Efavirenz: One HIV positive patient treated with valoctocogene roxaparvovec-rvox at a dose of 4 × 1013 vg/kg while on an antiretroviral therapy regimen consisting of efavirenz, lamivudine, and tenofovir experienced asymptomatic elevations of ALT, AST, and GGT (> 5.0 × ULN) and serum bilirubin (> ULN and up to 1.5 × ULN) at Week 4. The reaction resolved after the antiretroviral therapy regimen was changed to a regimen without efavirenz. An in vitro study in human primary hepatocytes indicated that efavirenz suppressed factor VIII transcription independent of hepatotoxicity, and expression was not restored upon discontinuation of efavirenz. Efavirenz is not recommended in patients treated with valoctocogene roxaparvovec.

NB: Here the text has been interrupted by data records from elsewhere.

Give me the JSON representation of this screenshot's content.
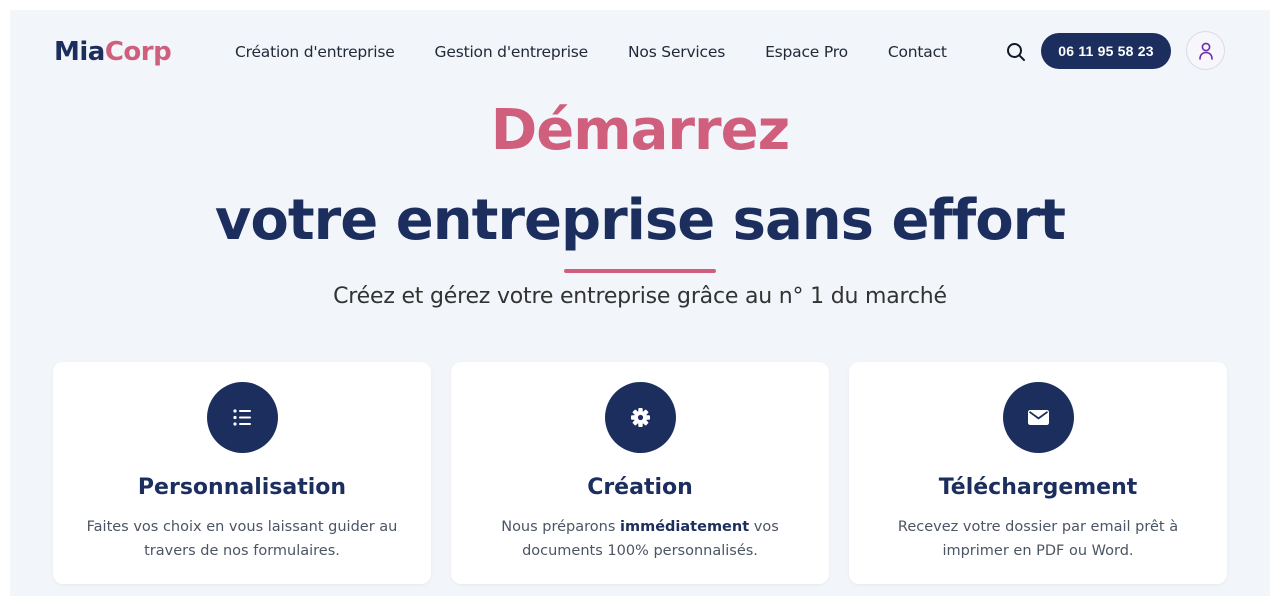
{
  "brand": {
    "part1": "Mia",
    "part2": "Corp"
  },
  "nav": {
    "items": [
      {
        "label": "Création d'entreprise"
      },
      {
        "label": "Gestion d'entreprise"
      },
      {
        "label": "Nos Services"
      },
      {
        "label": "Espace Pro"
      },
      {
        "label": "Contact"
      }
    ]
  },
  "header": {
    "search_icon": "search-icon",
    "phone": "06 11 95 58 23",
    "user_icon": "user-icon"
  },
  "hero": {
    "line1": "Démarrez",
    "line2": "votre entreprise sans effort",
    "subtitle": "Créez et gérez votre entreprise grâce au n° 1 du marché"
  },
  "features": [
    {
      "icon": "list-icon",
      "title": "Personnalisation",
      "text": "Faites vos choix en vous laissant guider au travers de nos formulaires."
    },
    {
      "icon": "gear-icon",
      "title": "Création",
      "text_before": "Nous préparons ",
      "text_bold": "immédiatement",
      "text_after": " vos documents 100% personnalisés."
    },
    {
      "icon": "envelope-icon",
      "title": "Téléchargement",
      "text": "Recevez votre dossier par email prêt à imprimer en PDF ou Word."
    }
  ],
  "colors": {
    "navy": "#1b2e5e",
    "pink": "#cf5f7c",
    "background": "#f2f5f9"
  }
}
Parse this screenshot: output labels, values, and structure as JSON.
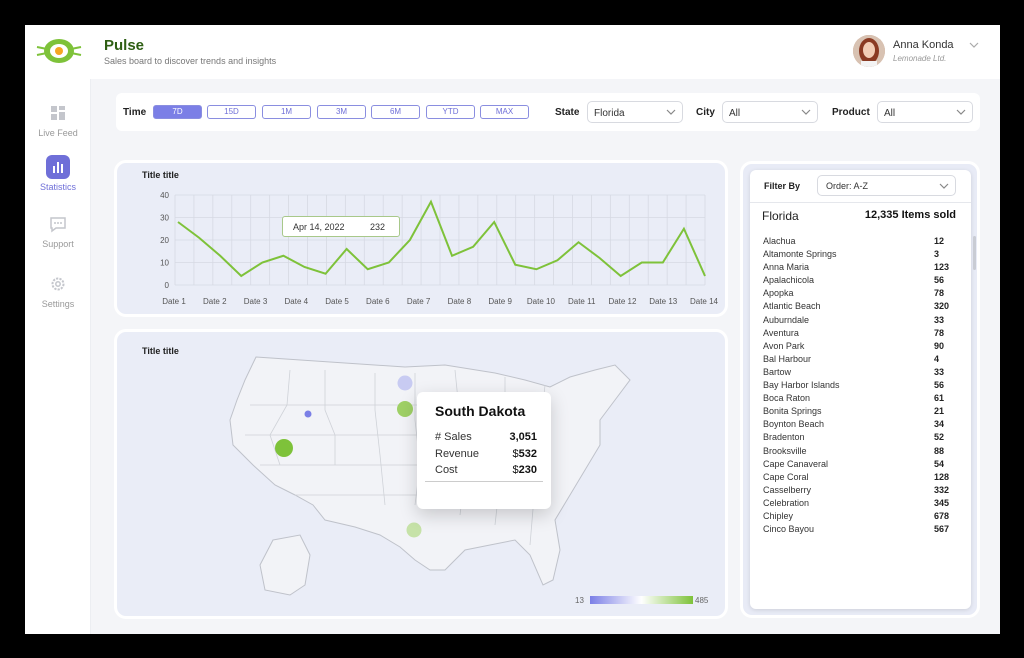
{
  "app": {
    "title": "Pulse",
    "subtitle": "Sales board to discover trends and insights"
  },
  "user": {
    "name": "Anna Konda",
    "org": "Lemonade Ltd."
  },
  "sidebar": {
    "items": [
      {
        "label": "Live Feed",
        "icon": "dashboard-icon"
      },
      {
        "label": "Statistics",
        "icon": "bar-chart-icon",
        "active": true
      },
      {
        "label": "Support",
        "icon": "chat-icon"
      },
      {
        "label": "Settings",
        "icon": "gear-icon"
      }
    ]
  },
  "filters": {
    "time_label": "Time",
    "time_ranges": [
      "7D",
      "15D",
      "1M",
      "3M",
      "6M",
      "YTD",
      "MAX"
    ],
    "time_selected": "7D",
    "state_label": "State",
    "state_value": "Florida",
    "city_label": "City",
    "city_value": "All",
    "product_label": "Product",
    "product_value": "All"
  },
  "line_card": {
    "title": "Title title",
    "tooltip": {
      "date": "Apr 14, 2022",
      "value": "232"
    }
  },
  "chart_data": {
    "type": "line",
    "title": "Title title",
    "categories": [
      "Date 1",
      "Date 2",
      "Date 3",
      "Date 4",
      "Date 5",
      "Date 6",
      "Date 7",
      "Date 8",
      "Date 9",
      "Date 10",
      "Date 11",
      "Date 12",
      "Date 13",
      "Date 14"
    ],
    "x_points": [
      1,
      2,
      3,
      4,
      5,
      6,
      7,
      8,
      9,
      10,
      11,
      12,
      13,
      14,
      15,
      16,
      17,
      18,
      19,
      20,
      21,
      22,
      23,
      24,
      25,
      26,
      27,
      28
    ],
    "values": [
      28,
      21,
      13,
      4,
      10,
      13,
      8,
      5,
      16,
      7,
      10,
      20,
      37,
      13,
      17,
      28,
      9,
      7,
      11,
      19,
      12,
      4,
      10,
      10,
      25,
      4
    ],
    "ylim": [
      0,
      40
    ],
    "yticks": [
      0,
      10,
      20,
      30,
      40
    ],
    "grid": true,
    "color": "#7ec23a"
  },
  "map_card": {
    "title": "Title title",
    "tooltip": {
      "state": "South Dakota",
      "rows": [
        {
          "label": "# Sales",
          "value": "3,051",
          "prefix": ""
        },
        {
          "label": "Revenue",
          "value": "532",
          "prefix": "$"
        },
        {
          "label": "Cost",
          "value": "230",
          "prefix": "$"
        }
      ]
    },
    "legend": {
      "min": "13",
      "max": "485"
    }
  },
  "right_panel": {
    "filter_label": "Filter By",
    "order": "Order: A-Z",
    "state": "Florida",
    "total": "12,335 Items sold",
    "cities": [
      [
        "Alachua",
        "12"
      ],
      [
        "Altamonte Springs",
        "3"
      ],
      [
        "Anna Maria",
        "123"
      ],
      [
        "Apalachicola",
        "56"
      ],
      [
        "Apopka",
        "78"
      ],
      [
        "Atlantic Beach",
        "320"
      ],
      [
        "Auburndale",
        "33"
      ],
      [
        "Aventura",
        "78"
      ],
      [
        "Avon Park",
        "90"
      ],
      [
        "Bal Harbour",
        "4"
      ],
      [
        "Bartow",
        "33"
      ],
      [
        "Bay Harbor Islands",
        "56"
      ],
      [
        "Boca Raton",
        "61"
      ],
      [
        "Bonita Springs",
        "21"
      ],
      [
        "Boynton Beach",
        "34"
      ],
      [
        "Bradenton",
        "52"
      ],
      [
        "Brooksville",
        "88"
      ],
      [
        "Cape Canaveral",
        "54"
      ],
      [
        "Cape Coral",
        "128"
      ],
      [
        "Casselberry",
        "332"
      ],
      [
        "Celebration",
        "345"
      ],
      [
        "Chipley",
        "678"
      ],
      [
        "Cinco Bayou",
        "567"
      ]
    ]
  },
  "colors": {
    "accent": "#6f6fd8",
    "green": "#7ec23a",
    "brand": "#2f5f14"
  }
}
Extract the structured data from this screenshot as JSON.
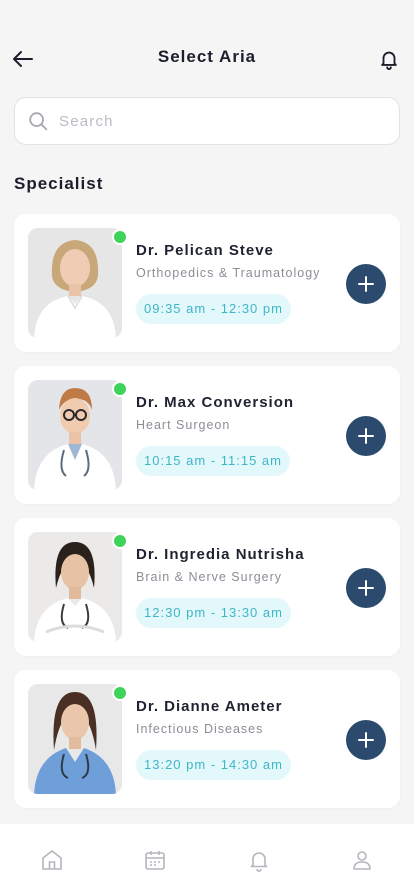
{
  "header": {
    "title": "Select Aria",
    "back_icon": "arrow-left-icon",
    "bell_icon": "bell-icon"
  },
  "search": {
    "placeholder": "Search",
    "value": ""
  },
  "section": {
    "title": "Specialist"
  },
  "colors": {
    "accent": "#2c4a6e",
    "online": "#3ed45c",
    "time_bg": "#e3f8fb",
    "time_text": "#3fb6c8"
  },
  "doctors": [
    {
      "name": "Dr. Pelican Steve",
      "specialty": "Orthopedics & Traumatology",
      "time": "09:35 am - 12:30 pm",
      "online": true
    },
    {
      "name": "Dr. Max Conversion",
      "specialty": "Heart Surgeon",
      "time": "10:15 am - 11:15 am",
      "online": true
    },
    {
      "name": "Dr. Ingredia Nutrisha",
      "specialty": "Brain & Nerve Surgery",
      "time": "12:30 pm - 13:30 am",
      "online": true
    },
    {
      "name": "Dr. Dianne Ameter",
      "specialty": "Infectious Diseases",
      "time": "13:20 pm - 14:30 am",
      "online": true
    }
  ],
  "bottom_nav": [
    {
      "icon": "home-icon"
    },
    {
      "icon": "calendar-icon"
    },
    {
      "icon": "bell-icon"
    },
    {
      "icon": "user-icon"
    }
  ]
}
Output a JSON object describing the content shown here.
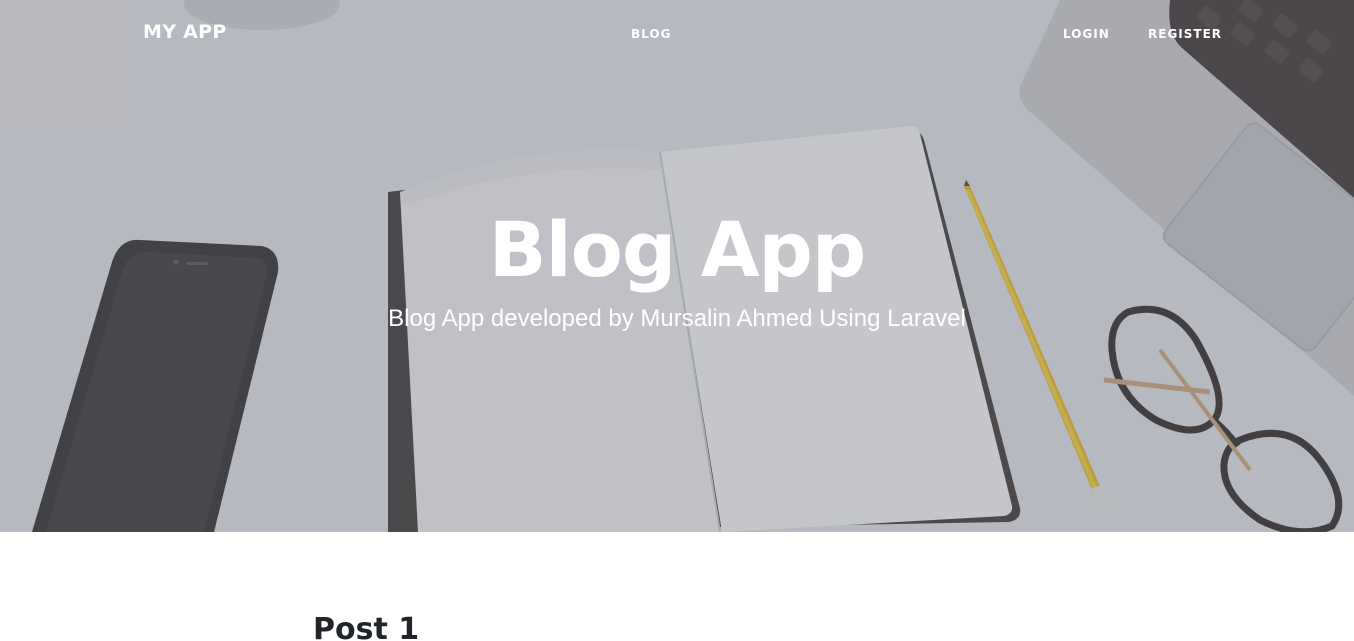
{
  "navbar": {
    "brand": "MY APP",
    "links": [
      {
        "label": "BLOG"
      },
      {
        "label": "LOGIN"
      },
      {
        "label": "REGISTER"
      }
    ]
  },
  "hero": {
    "title": "Blog App",
    "subtitle": "Blog App developed by Mursalin Ahmed Using Laravel"
  },
  "posts": [
    {
      "title": "Post 1"
    }
  ],
  "colors": {
    "overlay": "#6e7078",
    "text_light": "#ffffff",
    "text_dark": "#212529",
    "pencil": "#e5b51c"
  }
}
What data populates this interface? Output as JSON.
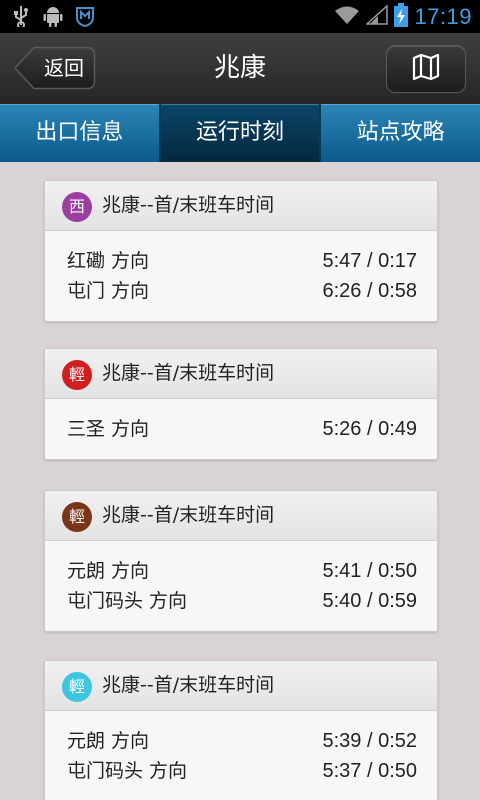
{
  "status_bar": {
    "time": "17:19",
    "icons": [
      "usb-icon",
      "android-debug-icon",
      "app-notification-icon",
      "wifi-icon",
      "signal-icon",
      "battery-charging-icon"
    ]
  },
  "header": {
    "back_label": "返回",
    "title": "兆康",
    "map_icon": "map-icon"
  },
  "tabs": [
    {
      "label": "出口信息",
      "active": false
    },
    {
      "label": "运行时刻",
      "active": true
    },
    {
      "label": "站点攻略",
      "active": false
    }
  ],
  "cards": [
    {
      "badge": "西",
      "badge_color": "#9b3ea0",
      "title": "兆康--首/末班车时间",
      "rows": [
        {
          "direction": "红磡  方向",
          "time": "5:47 / 0:17"
        },
        {
          "direction": "屯门  方向",
          "time": "6:26 / 0:58"
        }
      ]
    },
    {
      "badge": "輕",
      "badge_color": "#d11f1f",
      "title": "兆康--首/末班车时间",
      "rows": [
        {
          "direction": "三圣  方向",
          "time": "5:26 / 0:49"
        }
      ]
    },
    {
      "badge": "輕",
      "badge_color": "#7a3417",
      "title": "兆康--首/末班车时间",
      "rows": [
        {
          "direction": "元朗  方向",
          "time": "5:41 / 0:50"
        },
        {
          "direction": "屯门码头  方向",
          "time": "5:40 / 0:59"
        }
      ]
    },
    {
      "badge": "輕",
      "badge_color": "#3ec6e0",
      "title": "兆康--首/末班车时间",
      "rows": [
        {
          "direction": "元朗  方向",
          "time": "5:39 / 0:52"
        },
        {
          "direction": "屯门码头  方向",
          "time": "5:37 / 0:50"
        }
      ]
    }
  ]
}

Interactions with agents that may reduce or increase plasma concentrations of corticosteroids: Agents that may reduce or increase the plasma concentration of corticosteroids (e.g., agents that induce or inhibit cytochrome P450 3A4) can decrease the efficacy of the corticosteroid regimen or increase their side effects.
Vaccinations: Prior to valoctocogene roxaparvovec-rvox infusion, ensure up to date vaccinations. Individual vaccination schedules may need to be adjusted to accommodate concomitant immunosuppressive therapy. Live vaccines should not be administered to patients while on immunosuppressive therapy.